As autoridades da província de Cabinda anunciaram que os envolvidos no contrabando de combustíveis passarão a ser responsabilizados criminalmente. A medida abrange proprietários de postos de abastecimento, gestores e frentistas que facilitem ou incentivem o desvio de derivados do petróleo.
A informação foi avançada pelo secretário provincial da Indústria, Recursos Minerais, Petróleo e Gás, Henrique Bitebe, durante um encontro com agentes económicos e responsáveis de empresas do sector petrolífero na província.
Segundo o responsável, o Governo Provincial, em coordenação com os órgãos policiais e judiciais, prepara a implementação de medidas legais rigorosas para combater o contrabando de combustíveis em Cabinda.
Henrique Bitebe explicou que os frentistas apanhados em práticas ilegais, bem como os proprietários e gestores de bombas que incentivem o desvio de combustíveis ou o abastecimento de viaturas com depósitos adulterados, serão responsabilizados de acordo com a lei.

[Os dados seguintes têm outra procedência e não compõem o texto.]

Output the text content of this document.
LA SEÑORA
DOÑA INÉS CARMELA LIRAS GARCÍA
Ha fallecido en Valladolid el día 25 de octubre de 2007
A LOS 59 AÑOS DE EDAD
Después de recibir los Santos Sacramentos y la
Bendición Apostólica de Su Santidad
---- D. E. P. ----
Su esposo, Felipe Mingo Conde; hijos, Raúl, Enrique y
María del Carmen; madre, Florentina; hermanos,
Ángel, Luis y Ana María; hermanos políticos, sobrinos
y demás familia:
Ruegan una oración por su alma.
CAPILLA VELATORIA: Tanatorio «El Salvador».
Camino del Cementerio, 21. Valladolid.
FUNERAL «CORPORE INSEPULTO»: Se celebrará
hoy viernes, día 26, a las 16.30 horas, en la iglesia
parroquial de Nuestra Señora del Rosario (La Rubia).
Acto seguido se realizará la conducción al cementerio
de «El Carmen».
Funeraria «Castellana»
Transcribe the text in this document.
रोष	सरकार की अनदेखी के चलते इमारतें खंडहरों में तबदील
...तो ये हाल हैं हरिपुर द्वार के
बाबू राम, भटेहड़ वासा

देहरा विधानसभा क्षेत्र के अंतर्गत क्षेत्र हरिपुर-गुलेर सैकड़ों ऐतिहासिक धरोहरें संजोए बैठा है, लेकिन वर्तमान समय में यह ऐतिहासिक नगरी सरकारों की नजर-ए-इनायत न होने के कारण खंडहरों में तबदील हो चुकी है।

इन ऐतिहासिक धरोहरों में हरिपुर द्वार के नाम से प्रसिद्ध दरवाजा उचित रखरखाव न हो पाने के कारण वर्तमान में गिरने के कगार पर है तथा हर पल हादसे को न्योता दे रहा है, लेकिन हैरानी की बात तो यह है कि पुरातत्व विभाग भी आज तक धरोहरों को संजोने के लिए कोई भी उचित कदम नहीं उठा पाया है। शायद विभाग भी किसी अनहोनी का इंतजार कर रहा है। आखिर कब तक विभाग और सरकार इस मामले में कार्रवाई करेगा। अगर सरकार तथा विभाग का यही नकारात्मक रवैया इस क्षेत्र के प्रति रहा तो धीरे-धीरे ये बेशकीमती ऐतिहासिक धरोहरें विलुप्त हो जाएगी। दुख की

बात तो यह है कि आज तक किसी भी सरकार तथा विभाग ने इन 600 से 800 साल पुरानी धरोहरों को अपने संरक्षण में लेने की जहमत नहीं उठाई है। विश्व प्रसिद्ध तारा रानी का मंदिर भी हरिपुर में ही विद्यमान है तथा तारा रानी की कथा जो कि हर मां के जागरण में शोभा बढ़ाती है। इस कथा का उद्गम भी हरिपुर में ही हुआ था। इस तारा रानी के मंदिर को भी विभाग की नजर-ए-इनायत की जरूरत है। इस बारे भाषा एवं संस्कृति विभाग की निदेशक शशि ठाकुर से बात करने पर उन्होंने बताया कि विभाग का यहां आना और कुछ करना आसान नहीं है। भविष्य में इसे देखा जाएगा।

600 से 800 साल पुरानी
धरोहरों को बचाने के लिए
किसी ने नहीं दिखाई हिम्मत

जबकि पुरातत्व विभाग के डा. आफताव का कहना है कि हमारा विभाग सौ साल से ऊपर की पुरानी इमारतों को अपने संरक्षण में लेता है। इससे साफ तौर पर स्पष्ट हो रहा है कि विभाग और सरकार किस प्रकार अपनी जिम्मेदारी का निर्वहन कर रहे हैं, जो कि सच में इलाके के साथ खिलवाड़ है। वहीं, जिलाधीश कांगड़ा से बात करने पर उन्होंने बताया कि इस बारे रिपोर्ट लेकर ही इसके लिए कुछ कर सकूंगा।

O secretário lembrou ainda que o Estado angolano definiu preços fixos para a venda de combustíveis nos postos de abastecimento. Actualmente, o litro de gasolina custa 300 kwanzas, enquanto o gasóleo é vendido a 400 kwanzas.
Durante o encontro, o responsável alertou também os frentistas para abandonarem a prática conhecida como “Direito da Mangueira”, frequentemente usada para justificar cobranças adicionais. Em alguns casos, automobilistas chegam a pagar mil kwanzas por cada recipiente abastecido e até 10 mil kwanzas no caso de viaturas com depósitos adulterados.
Henrique Bitebe advertiu que tais práticas constituem infrações graves e podem resultar em sanções legais, uma vez que contribuem directamente para o contrabando de combustíveis na província.